My heart dips at the sight of it. The front of the building has been demolished and rebuilt farther back to make room for motorbike parking. I peek inside. There have been some major structural modifications. The head nurse greets me at the door. When I tell her that my family once lived here, she exp
resses concern that I might be one of those Viet-kieu returning to reclaim properties the government or squatters seized. I assure her I am only here for my childhood memories. Sighing relief, she tours me through the clinic. The building seems new, small, strange. There is nothing left of my youth. After fifteen minutes, she returns to work, leaving me milling about the house trying to—as she puts it—“visit the humble life that came before.”
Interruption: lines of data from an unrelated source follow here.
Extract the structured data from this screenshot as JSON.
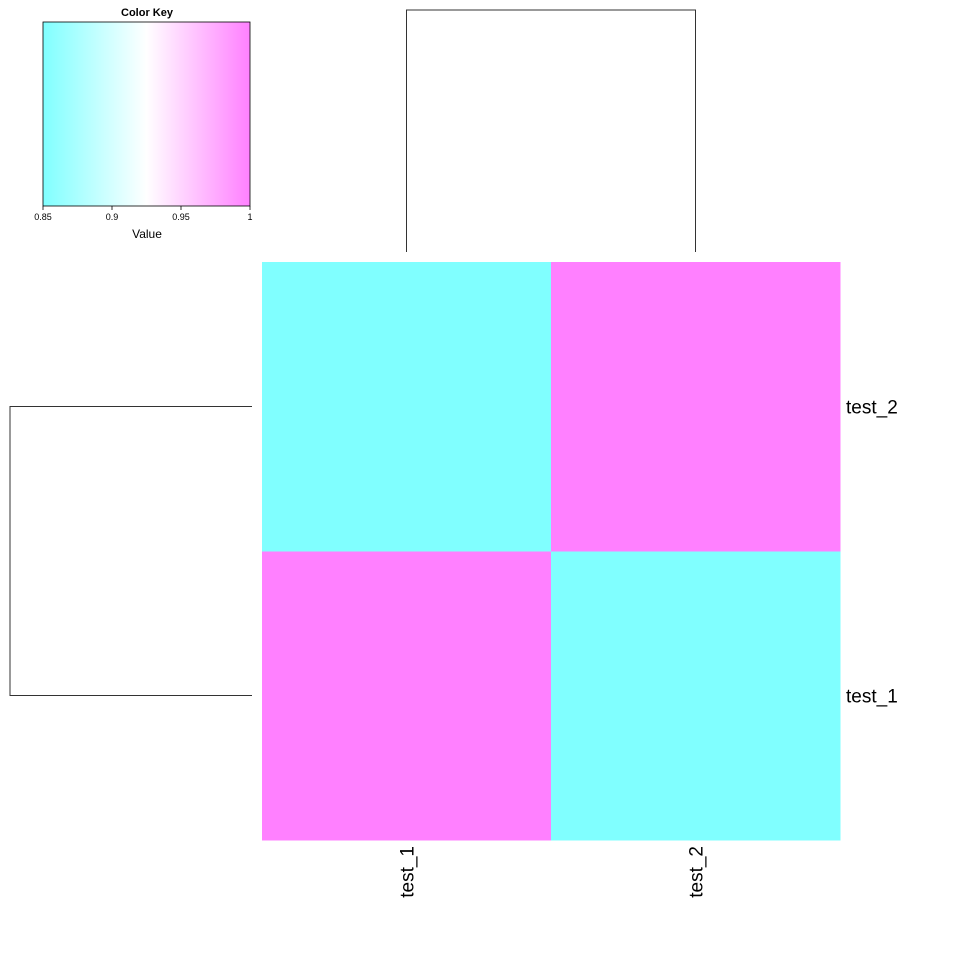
{
  "chart_data": {
    "type": "heatmap",
    "rows": [
      "test_1",
      "test_2"
    ],
    "columns": [
      "test_1",
      "test_2"
    ],
    "values": [
      [
        1.0,
        0.85
      ],
      [
        0.85,
        1.0
      ]
    ],
    "dendrogram": {
      "rows": true,
      "columns": true
    },
    "color_key": {
      "title": "Color Key",
      "xlabel": "Value",
      "range": [
        0.85,
        1.0
      ],
      "ticks": [
        0.85,
        0.9,
        0.95,
        1.0
      ],
      "tick_labels": [
        "0.85",
        "0.9",
        "0.95",
        "1"
      ],
      "colors": {
        "low": "#80ffff",
        "mid": "#ffffff",
        "high": "#ff80ff"
      }
    }
  }
}
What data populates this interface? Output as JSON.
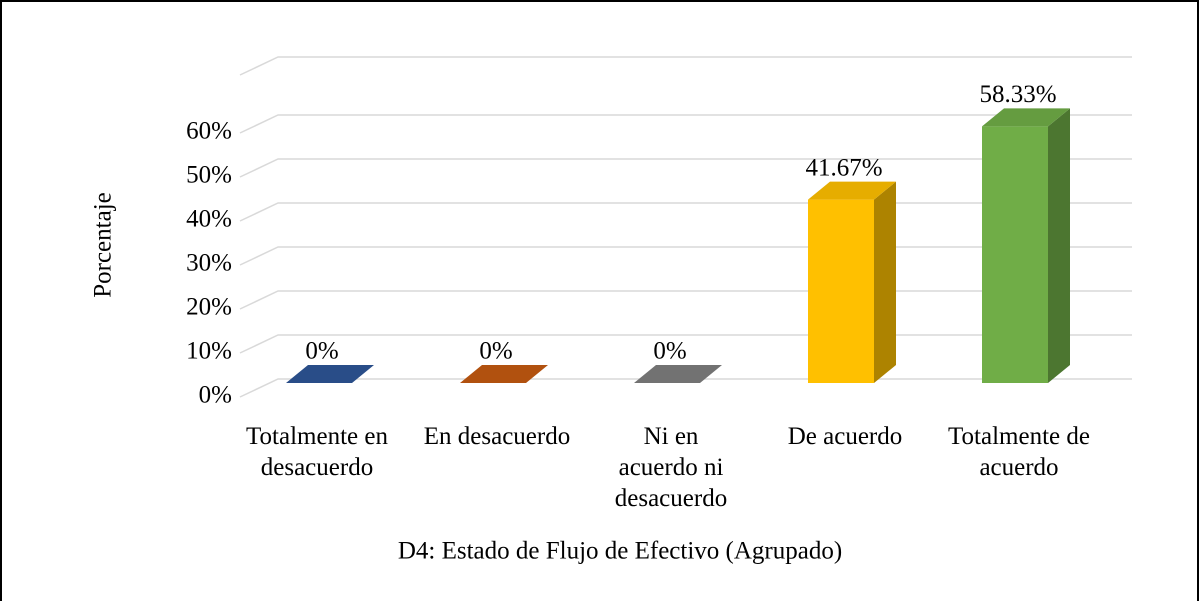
{
  "chart_data": {
    "type": "bar3d",
    "x_label": "D4: Estado de  Flujo de Efectivo (Agrupado)",
    "y_label": "Porcentaje",
    "categories": [
      "Totalmente en desacuerdo",
      "En desacuerdo",
      "Ni en acuerdo ni desacuerdo",
      "De acuerdo",
      "Totalmente de acuerdo"
    ],
    "values": [
      0,
      0,
      0,
      41.67,
      58.33
    ],
    "value_labels": [
      "0%",
      "0%",
      "0%",
      "41.67%",
      "58.33%"
    ],
    "colors": [
      "#2e5597",
      "#c55a11",
      "#7f7f7f",
      "#ffc000",
      "#70ad47"
    ],
    "ylim": [
      0,
      70
    ],
    "yticks": [
      {
        "value": 0,
        "label": "0%"
      },
      {
        "value": 10,
        "label": "10%"
      },
      {
        "value": 20,
        "label": "20%"
      },
      {
        "value": 30,
        "label": "30%"
      },
      {
        "value": 40,
        "label": "40%"
      },
      {
        "value": 50,
        "label": "50%"
      },
      {
        "value": 60,
        "label": "60%"
      }
    ],
    "grid": true
  }
}
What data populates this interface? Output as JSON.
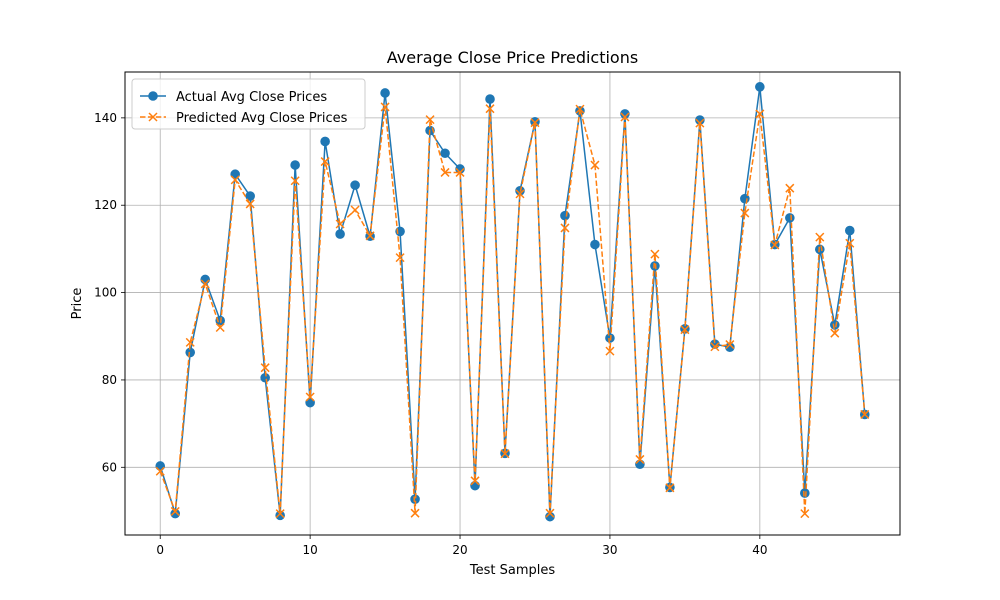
{
  "chart_data": {
    "type": "line",
    "title": "Average Close Price Predictions",
    "xlabel": "Test Samples",
    "ylabel": "Price",
    "xlim": [
      -2.35,
      49.35
    ],
    "ylim": [
      44.5,
      150.5
    ],
    "xticks": [
      0,
      10,
      20,
      30,
      40
    ],
    "yticks": [
      60,
      80,
      100,
      120,
      140
    ],
    "grid": true,
    "legend_position": "top-left",
    "x": [
      0,
      1,
      2,
      3,
      4,
      5,
      6,
      7,
      8,
      9,
      10,
      11,
      12,
      13,
      14,
      15,
      16,
      17,
      18,
      19,
      20,
      21,
      22,
      23,
      24,
      25,
      26,
      27,
      28,
      29,
      30,
      31,
      32,
      33,
      34,
      35,
      36,
      37,
      38,
      39,
      40,
      41,
      42,
      43,
      44,
      45,
      46,
      47
    ],
    "series": [
      {
        "name": "Actual Avg Close Prices",
        "color": "#1f77b4",
        "linestyle": "solid",
        "marker": "circle",
        "values": [
          60.3,
          49.4,
          86.3,
          103.0,
          93.6,
          127.1,
          122.1,
          80.5,
          49.0,
          129.2,
          74.8,
          134.6,
          113.4,
          124.6,
          112.9,
          145.7,
          114.0,
          52.7,
          137.1,
          131.9,
          128.3,
          55.8,
          144.3,
          63.2,
          123.3,
          139.1,
          48.7,
          117.6,
          141.6,
          111.0,
          89.6,
          140.9,
          60.7,
          106.1,
          55.4,
          91.7,
          139.5,
          88.2,
          87.5,
          121.5,
          147.1,
          111.0,
          117.1,
          54.1,
          109.9,
          92.6,
          114.2,
          72.1
        ]
      },
      {
        "name": "Predicted Avg Close Prices",
        "color": "#ff7f0e",
        "linestyle": "dashed",
        "marker": "x",
        "values": [
          59.1,
          49.9,
          88.6,
          102.0,
          92.0,
          125.8,
          120.3,
          82.8,
          49.4,
          125.6,
          76.1,
          130.0,
          115.7,
          118.9,
          113.0,
          142.5,
          108.0,
          49.5,
          139.6,
          127.5,
          127.5,
          56.9,
          142.1,
          63.1,
          122.6,
          138.9,
          49.5,
          114.8,
          142.0,
          129.2,
          86.6,
          140.2,
          61.8,
          108.8,
          55.3,
          91.5,
          138.8,
          87.6,
          88.1,
          118.2,
          140.9,
          110.9,
          123.9,
          49.4,
          112.7,
          90.7,
          111.3,
          72.1
        ]
      }
    ]
  }
}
The staff and the patients begin to stare, which makes me feel misplaced. What was I thinking? Did I really believe that coming here would bring back dead memories? I guess I was hoping something miraculous would happen. Something spontaneous that would make everything all right and justify all the hardships I have gone through. I had been banking on a stupid Hollywood ending, too embarrassed to admit as much to myself.
Too many things changed. Too much time passed. I’m different now, a man with a pocketful of unconnected but terribly vivid memories. I was looking to dredge up what I’d long forgotten. Most of all, I am wishing for something to fasten all these gems, maybe something to hold them in a continuity that I can comprehend.